Prenez was shocked at how peaceful she found the process to be at home compared to the clinic. “You don’t want your family member to die in a hospital; you want him to die in a peaceful, happy place,” she says. “Sometimes you can’t get away from it, but we had an option.”

When Prenez’s second dog, Haley, became ill several years later, she again called on Dr. Hendrix. “We knew what to expect. We knew that [Haley’s] cancer was super aggressive, and the process for euthanasia was an easy one. There was no anxiety.” Haley, a Beagle, still had a voracious appetite despite her aggressive cancer, and Prenez recalls “laughing to the very end” through her tears as they fed Haley treats. “I never thought that losing a pet could be like that.”

Opening Up Options

Though Shanan is among his profession’s leading advocates for in-home euthanasia, he doesn’t believe it is the only option clients should consider. He says many people are concerned that euthanizing a pet at home will result in bad memories in the home, and in those cases, he respects the clients’ concerns.

“My view is not that home euthanasia is best for everybody,” he says. “What’s most important to me is opening options — giving the family a sense that they have some power and control over some of the decisions.”

Shanan recalls one of the ways he had to become creative to provide families with the experience they needed: “There was a dog who was comfortable only swimming in the pool,” he says, “so I administered the sedative to the dog in the pool, while he was being held by his owner. I was laying on the side on the concrete.”

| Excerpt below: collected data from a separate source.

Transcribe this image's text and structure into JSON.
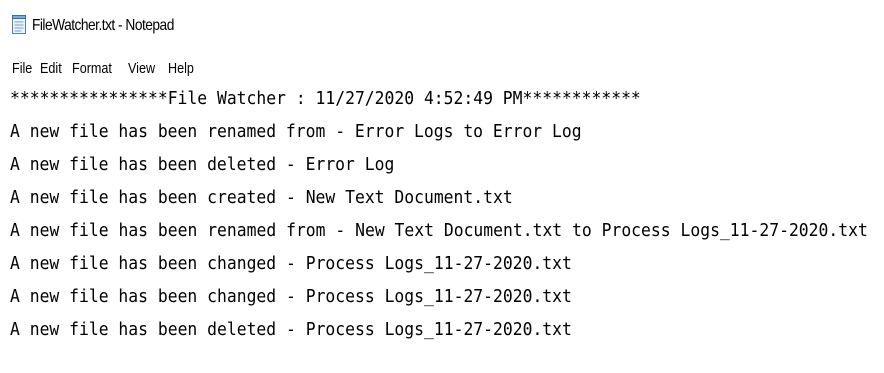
{
  "window": {
    "title": "FileWatcher.txt - Notepad",
    "icon": "notepad-icon"
  },
  "menu": {
    "items": [
      "File",
      "Edit",
      "Format",
      "View",
      "Help"
    ]
  },
  "document": {
    "lines": [
      "****************File Watcher : 11/27/2020 4:52:49 PM************",
      "A new file has been renamed from - Error Logs to Error Log",
      "A new file has been deleted - Error Log",
      "A new file has been created - New Text Document.txt",
      "A new file has been renamed from - New Text Document.txt to Process Logs_11-27-2020.txt",
      "A new file has been changed - Process Logs_11-27-2020.txt",
      "A new file has been changed - Process Logs_11-27-2020.txt",
      "A new file has been deleted - Process Logs_11-27-2020.txt"
    ]
  }
}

Is Home Euthanasia the Right Choice for You?

Prenez says she will never go back to taking a pet into the clinic for euthanasia. “We will do this for every one of our pets and recommend it to every one of our friends,” she says.

Talking to your vet ahead of time — if possible — about how you feel about this end-of-life decision can help ease the process a little when it’s time for you to say goodbye to your pet. If you think at-home euthanasia might be right for you and your pet, ask your veterinarian if she provides this service. If not, a referral can often be arranged.

“Humans need to feel comfortable with losing a pet, and they want to know their pet has been comfortable until the end,” Prenez says. And for Max and Haley, she is relieved to know that they were.